A minha mãe convidou-o para se sentar e almoçar, mas ele recusou, explicando que o esperavam em casa e, que além disso, comia cada vez menos. Conversa puxa conversa e já ele lembrava os Domingos de outros tempos em que iam à missa ás 5 da madrugada na Igreja do Colégio, passando antes, na venda do Sr. Pereira, na rua da Carreira que, lhes servia um copo de café com leite e pão com molho. Dois tostões e estava a festa feita e lá seguiam satisfeitos para a celebração. Em seguida, e uma vez que o mercado abria às 6h, iam fazer compras.
Pelo que fui ouvindo contar ao longos dos tempos, a minha avó, que trabalhava a tempo inteiro na cantina da Escola Masculina na rua de Santa Maria, costumava fazer compras para algumas casas. A minha mãe e os meus tios e tias ajudavam nesta tarefa e lembram-se de entrar pelas cozinhas com cestos carregados de hortaliças e até peixe e carne e de serem recebidos pelas empregadas que os mimavam sempre com alguma coisa. Várias vezes ouvi a minha mãe (a mais novita na altura) contar que era levada para a cozinha pela "Senhora" que lhe fritava um ovo que metia numa "joaninha". Os nomes foram, entretanto, esquecidos, mas sempre que passa pelo actual Instituto do Vinho da Madeira, acho que ainda saliva só de se lembrar do pitéu.
O meu tio recordou uma outra "Senhora" cujo marido, inválido, vivia em recolhimento e que, cada vez que ele lá ia, o chamava para a cozinha para lhe dar o restinho das papas que fazia para o marido. Sem saber que papas eram, só disse que lambia as beiças e ansiava sempre por lá voltar. E aproveitando esta deixa, o meu tio lembrou-se de outras casas onde era habitual deixarem as compras e até recordou uma moradia da Rua dos Netos onde residiam umas Gibraltinas, muito simpáticas e tagarelas e que os recebiam sempre bem-dispostas. Certo dia, ofereceram-lhe uns sapatos e lá foi o meu tio todo contente para casa.

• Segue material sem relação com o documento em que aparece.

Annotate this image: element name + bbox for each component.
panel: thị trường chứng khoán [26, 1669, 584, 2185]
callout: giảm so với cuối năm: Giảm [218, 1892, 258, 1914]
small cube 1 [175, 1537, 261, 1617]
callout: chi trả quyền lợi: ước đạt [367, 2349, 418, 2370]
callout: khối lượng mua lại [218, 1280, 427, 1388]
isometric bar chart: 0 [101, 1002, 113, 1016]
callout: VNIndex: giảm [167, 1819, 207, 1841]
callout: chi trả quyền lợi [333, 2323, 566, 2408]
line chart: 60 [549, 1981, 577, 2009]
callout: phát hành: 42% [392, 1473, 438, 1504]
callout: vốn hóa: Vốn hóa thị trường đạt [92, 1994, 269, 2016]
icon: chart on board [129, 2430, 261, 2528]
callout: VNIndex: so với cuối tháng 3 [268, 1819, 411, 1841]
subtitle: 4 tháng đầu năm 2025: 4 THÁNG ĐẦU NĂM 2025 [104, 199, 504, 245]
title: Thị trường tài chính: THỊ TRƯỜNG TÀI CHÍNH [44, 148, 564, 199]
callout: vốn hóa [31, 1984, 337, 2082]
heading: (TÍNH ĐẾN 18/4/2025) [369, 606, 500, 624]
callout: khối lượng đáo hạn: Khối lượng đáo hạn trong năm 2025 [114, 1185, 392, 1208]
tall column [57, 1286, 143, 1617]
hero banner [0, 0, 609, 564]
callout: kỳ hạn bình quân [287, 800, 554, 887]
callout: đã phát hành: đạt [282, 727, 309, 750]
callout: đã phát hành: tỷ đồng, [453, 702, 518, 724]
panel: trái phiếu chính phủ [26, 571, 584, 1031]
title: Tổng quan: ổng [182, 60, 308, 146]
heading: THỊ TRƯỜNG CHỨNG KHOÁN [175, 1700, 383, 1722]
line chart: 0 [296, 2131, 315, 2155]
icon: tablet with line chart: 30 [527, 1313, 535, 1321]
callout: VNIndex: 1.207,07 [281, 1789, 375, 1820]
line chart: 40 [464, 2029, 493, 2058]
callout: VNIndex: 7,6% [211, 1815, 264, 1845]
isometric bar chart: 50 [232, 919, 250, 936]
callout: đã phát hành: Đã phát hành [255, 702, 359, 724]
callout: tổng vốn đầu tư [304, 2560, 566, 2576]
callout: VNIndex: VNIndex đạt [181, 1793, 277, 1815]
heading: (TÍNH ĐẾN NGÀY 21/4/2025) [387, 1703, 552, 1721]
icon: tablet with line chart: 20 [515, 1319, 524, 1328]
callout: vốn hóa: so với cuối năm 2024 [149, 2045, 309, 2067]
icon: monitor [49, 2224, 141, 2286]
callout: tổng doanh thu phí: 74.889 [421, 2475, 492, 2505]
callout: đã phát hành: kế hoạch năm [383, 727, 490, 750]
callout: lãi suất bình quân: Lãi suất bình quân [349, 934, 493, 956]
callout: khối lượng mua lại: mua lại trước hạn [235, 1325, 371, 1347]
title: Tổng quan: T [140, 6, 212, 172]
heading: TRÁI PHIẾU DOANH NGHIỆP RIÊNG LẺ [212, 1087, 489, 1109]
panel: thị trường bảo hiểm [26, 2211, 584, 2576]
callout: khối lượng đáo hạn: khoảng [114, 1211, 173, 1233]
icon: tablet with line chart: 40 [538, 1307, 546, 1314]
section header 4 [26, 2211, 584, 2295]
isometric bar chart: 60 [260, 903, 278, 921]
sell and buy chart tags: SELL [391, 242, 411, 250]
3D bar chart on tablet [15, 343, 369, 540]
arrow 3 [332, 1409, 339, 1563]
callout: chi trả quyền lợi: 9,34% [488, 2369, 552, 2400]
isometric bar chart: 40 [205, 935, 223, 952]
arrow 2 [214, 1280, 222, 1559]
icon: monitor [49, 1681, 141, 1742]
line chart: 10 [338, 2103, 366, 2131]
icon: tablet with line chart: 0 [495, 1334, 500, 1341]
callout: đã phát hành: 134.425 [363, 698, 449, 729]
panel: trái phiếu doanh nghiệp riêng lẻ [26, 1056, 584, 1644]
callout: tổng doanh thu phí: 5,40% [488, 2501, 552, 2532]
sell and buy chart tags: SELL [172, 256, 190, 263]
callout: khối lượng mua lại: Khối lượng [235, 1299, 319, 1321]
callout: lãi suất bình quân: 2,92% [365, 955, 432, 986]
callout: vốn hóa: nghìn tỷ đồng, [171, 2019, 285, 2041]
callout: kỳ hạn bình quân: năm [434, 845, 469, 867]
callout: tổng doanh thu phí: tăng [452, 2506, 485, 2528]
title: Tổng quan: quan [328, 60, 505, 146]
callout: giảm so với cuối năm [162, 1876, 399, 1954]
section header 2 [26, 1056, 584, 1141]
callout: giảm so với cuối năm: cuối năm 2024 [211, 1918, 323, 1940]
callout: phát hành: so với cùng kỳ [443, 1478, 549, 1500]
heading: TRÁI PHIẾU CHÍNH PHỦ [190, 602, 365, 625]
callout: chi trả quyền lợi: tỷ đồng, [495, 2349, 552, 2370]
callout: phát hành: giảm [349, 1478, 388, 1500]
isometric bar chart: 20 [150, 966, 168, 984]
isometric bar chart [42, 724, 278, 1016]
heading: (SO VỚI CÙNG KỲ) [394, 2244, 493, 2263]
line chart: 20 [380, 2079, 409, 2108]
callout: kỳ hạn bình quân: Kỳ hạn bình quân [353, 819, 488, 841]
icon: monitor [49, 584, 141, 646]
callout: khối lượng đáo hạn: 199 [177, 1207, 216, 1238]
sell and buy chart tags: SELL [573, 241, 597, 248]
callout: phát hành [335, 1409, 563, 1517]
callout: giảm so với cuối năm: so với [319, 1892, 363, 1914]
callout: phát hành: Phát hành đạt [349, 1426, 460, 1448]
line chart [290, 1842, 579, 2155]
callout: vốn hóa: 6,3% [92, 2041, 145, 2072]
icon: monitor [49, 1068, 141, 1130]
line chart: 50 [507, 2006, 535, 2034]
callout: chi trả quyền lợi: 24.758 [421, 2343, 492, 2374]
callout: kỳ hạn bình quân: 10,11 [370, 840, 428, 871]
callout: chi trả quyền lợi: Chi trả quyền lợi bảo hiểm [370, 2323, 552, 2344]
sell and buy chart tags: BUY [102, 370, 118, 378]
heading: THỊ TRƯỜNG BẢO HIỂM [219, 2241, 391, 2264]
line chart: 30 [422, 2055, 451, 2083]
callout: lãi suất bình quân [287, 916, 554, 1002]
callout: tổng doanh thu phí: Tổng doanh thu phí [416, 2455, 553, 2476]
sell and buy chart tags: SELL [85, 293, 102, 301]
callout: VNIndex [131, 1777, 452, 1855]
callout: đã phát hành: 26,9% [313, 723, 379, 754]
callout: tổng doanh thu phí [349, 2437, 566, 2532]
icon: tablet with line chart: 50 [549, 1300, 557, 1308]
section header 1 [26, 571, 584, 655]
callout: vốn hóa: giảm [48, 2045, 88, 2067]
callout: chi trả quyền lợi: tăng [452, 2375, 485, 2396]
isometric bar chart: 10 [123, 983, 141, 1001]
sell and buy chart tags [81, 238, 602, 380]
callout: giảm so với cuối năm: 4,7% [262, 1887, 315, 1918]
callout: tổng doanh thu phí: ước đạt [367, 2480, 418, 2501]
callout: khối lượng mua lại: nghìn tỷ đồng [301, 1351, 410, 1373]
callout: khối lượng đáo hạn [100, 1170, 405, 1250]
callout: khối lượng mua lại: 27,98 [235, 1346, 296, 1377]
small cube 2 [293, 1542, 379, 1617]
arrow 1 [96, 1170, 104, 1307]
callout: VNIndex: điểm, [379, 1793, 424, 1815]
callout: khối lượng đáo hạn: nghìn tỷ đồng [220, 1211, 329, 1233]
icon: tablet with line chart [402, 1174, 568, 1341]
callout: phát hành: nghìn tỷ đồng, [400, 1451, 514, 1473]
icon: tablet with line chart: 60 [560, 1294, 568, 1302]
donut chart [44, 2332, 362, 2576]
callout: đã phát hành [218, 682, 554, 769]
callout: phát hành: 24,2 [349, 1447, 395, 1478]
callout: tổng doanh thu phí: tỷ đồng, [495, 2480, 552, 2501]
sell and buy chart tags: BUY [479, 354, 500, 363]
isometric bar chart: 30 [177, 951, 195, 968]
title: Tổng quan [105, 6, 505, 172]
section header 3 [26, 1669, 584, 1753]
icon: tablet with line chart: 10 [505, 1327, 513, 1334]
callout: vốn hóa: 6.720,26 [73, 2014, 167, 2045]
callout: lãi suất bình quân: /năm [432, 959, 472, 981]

Assim que ele falou nisto, a minha mãe começou a rir e rematou:
- eram sapatos de senhora!!
E riram-se os dois enquanto eram teletransportados para um tempo cristalizado na memória e que apesar de difícil e por vezes, doloroso, foi, também, um tempo de felicidade inocente e genuína. Saltando de conversa em conversa, já estavam a falar no vendedor de tremoços que passava pela rua aos Domingos e do homem que levava a canastra com atum, espada e cavala (os peixes dos pobres), e do meio tostão com que comprava rebuçados ou amendoins e ainda das vezes em que rapar o casco da panela do milho acabava em briga, já que eram 8 bocas a competir.
Voltaram a rir-se, os manos, comungando instantes de outrora. Aproveitei para sugerir à minha mãe que fizesse milho para o almoço do dia seguinte. De imediato, o meu tio perguntou:
- Gostas de milho?
- Sim gosto e muito, respondi.
Dando uma gargalhada gorda e reluzente acrescentou:
- Mas aposto que nunca comeste milho como eu!
- Como assim, tio? - inquiri.
- Eu já comi milho com nêsperas, com uva jaqué, com tremoços, com açúcar, com leite … e até já comi milho com céu estrelado.
Daqui para a frente e sempre que comer milho, hei-de lembrar-me de um céu estrelado e do tio Armando.